# Are sight lights legal in Utah



## svmoose (Feb 28, 2008)

I recently picked up a used bow. The sight has a light attached to illuminate the pins in low light. Is this legal to use to hunt big game in Utah? I did check the guidebook and it didn't say anything under the archery equipment section. So I thought some of you may know the answer.


----------



## TEX-O-BOB (Sep 12, 2007)

I don't think they're illegal, but if you need a light to see your pins, it's probably too dark... Or your peep is too small...


----------



## svmoose (Feb 28, 2008)

TEX-O-BOB said:


> I don't think they're illegal, but if you need a light to see your pins, it's probably too dark... Or your peep is too small...


thanks, I totally understand that. I don't really plan on using it I was just wondering if I needed to pull it off before the hunt starts.

I grew up bowhunting Wyoming and it was not legal to have any light attached to you bow (at least 10 years ago it wasn't).


----------



## Guest (Jun 7, 2011)

as long as the light doesnt project on the target you are shooting at, you're fine. i have one on my bow, never know when youre gonna need it  better to be safe, then sorry!


----------



## mikevanwilder (Nov 11, 2008)

TEX-O-BOB said:


> I don't think they're illegal, but if you need a light to see your pins, it's probably too dark... Or your peep is too small...

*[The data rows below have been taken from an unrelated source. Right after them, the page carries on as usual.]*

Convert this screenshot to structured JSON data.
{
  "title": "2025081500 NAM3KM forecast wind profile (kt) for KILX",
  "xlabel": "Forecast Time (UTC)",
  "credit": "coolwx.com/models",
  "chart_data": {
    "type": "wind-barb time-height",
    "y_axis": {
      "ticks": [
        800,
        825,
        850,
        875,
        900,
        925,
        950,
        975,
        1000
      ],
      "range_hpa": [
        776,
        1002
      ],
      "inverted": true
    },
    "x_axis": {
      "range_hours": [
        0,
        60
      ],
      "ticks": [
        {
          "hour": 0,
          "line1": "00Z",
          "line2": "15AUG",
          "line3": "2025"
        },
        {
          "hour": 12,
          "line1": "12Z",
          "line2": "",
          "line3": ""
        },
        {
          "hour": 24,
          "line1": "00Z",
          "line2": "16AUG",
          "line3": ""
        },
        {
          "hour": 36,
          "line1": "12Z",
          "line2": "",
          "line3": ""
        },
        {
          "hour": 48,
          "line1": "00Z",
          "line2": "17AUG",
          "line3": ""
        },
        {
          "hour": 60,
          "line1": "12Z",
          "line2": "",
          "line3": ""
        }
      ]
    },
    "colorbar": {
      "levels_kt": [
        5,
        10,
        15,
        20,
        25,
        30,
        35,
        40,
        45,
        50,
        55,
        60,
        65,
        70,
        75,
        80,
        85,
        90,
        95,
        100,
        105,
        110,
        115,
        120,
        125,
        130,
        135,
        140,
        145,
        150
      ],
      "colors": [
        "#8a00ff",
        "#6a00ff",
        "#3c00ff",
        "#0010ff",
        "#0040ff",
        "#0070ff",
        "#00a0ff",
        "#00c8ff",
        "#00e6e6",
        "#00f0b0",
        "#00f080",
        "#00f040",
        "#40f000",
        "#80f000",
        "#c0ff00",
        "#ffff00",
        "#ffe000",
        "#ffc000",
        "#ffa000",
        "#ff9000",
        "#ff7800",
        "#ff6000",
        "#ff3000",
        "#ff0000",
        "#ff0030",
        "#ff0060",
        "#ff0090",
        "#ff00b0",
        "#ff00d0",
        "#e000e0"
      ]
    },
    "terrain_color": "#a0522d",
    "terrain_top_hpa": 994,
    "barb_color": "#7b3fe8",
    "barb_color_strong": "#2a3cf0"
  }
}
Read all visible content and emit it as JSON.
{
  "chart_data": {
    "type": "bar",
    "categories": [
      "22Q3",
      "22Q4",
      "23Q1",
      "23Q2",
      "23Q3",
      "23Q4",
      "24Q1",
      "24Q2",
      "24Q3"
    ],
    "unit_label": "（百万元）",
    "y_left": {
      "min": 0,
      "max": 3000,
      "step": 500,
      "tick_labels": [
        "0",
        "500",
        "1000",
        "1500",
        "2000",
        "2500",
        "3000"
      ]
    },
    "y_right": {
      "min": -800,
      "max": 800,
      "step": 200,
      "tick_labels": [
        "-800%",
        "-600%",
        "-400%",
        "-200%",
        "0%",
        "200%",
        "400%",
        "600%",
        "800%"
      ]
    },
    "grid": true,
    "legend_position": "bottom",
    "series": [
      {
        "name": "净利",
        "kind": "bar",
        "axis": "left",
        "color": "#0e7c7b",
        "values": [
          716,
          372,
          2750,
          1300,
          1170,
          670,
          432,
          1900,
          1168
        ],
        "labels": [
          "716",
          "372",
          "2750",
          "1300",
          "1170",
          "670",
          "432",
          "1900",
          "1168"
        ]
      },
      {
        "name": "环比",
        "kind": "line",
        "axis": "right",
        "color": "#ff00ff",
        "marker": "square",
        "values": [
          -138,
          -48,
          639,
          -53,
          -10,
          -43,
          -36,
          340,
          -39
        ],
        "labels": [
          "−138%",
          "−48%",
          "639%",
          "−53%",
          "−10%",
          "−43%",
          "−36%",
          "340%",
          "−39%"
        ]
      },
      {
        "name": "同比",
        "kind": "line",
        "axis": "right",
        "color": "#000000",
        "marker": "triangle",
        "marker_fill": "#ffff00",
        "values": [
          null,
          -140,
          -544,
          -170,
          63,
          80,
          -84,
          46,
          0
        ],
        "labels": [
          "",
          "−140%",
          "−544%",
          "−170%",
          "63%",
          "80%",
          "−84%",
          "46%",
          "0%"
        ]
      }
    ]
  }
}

I agree with Tex. If you need it, it is probably to dark to shoot anyway. I bought a Tru-glo sight last year for my bow, it came with a light but I have never used it and I have never actually needed it as the fiber optics work fine enough by themselves right past legal shooting hours. So i say unless your breaking the law and shooting past legal hours then you don't need it.
Oh and no as far as my knowledge goes they are not illegal.


----------



## dkhntrdstn (Sep 7, 2007)

You can use it.I would keep it on the sight.If you are hunting in dark timber and you get a cloud cover you can turn that bad boy on and make you pins stick out better. great tool to have on a sight.that my 1.00 worth.


----------



## middlefork (Nov 2, 2008)

I use them once in awhile at indoor 3D shoots. The batteries died last sumer and I never replaced them for hunting.


----------



## guapon1978 (Jun 7, 2011)

I think they are more useful in a dark ground blind situation where their is little outside light for your pins but the target is in the daylight, I find that if my pins are too bright it blurs the target and is hard to pick a small spot to aim at. Mine came with a light but I have never used it.


----------



## Huge29 (Sep 17, 2007)

They are legal, however the use would make a harvest ineligible for Pope & Young entry along with anything in excess of 60% let off I think is the number.


----------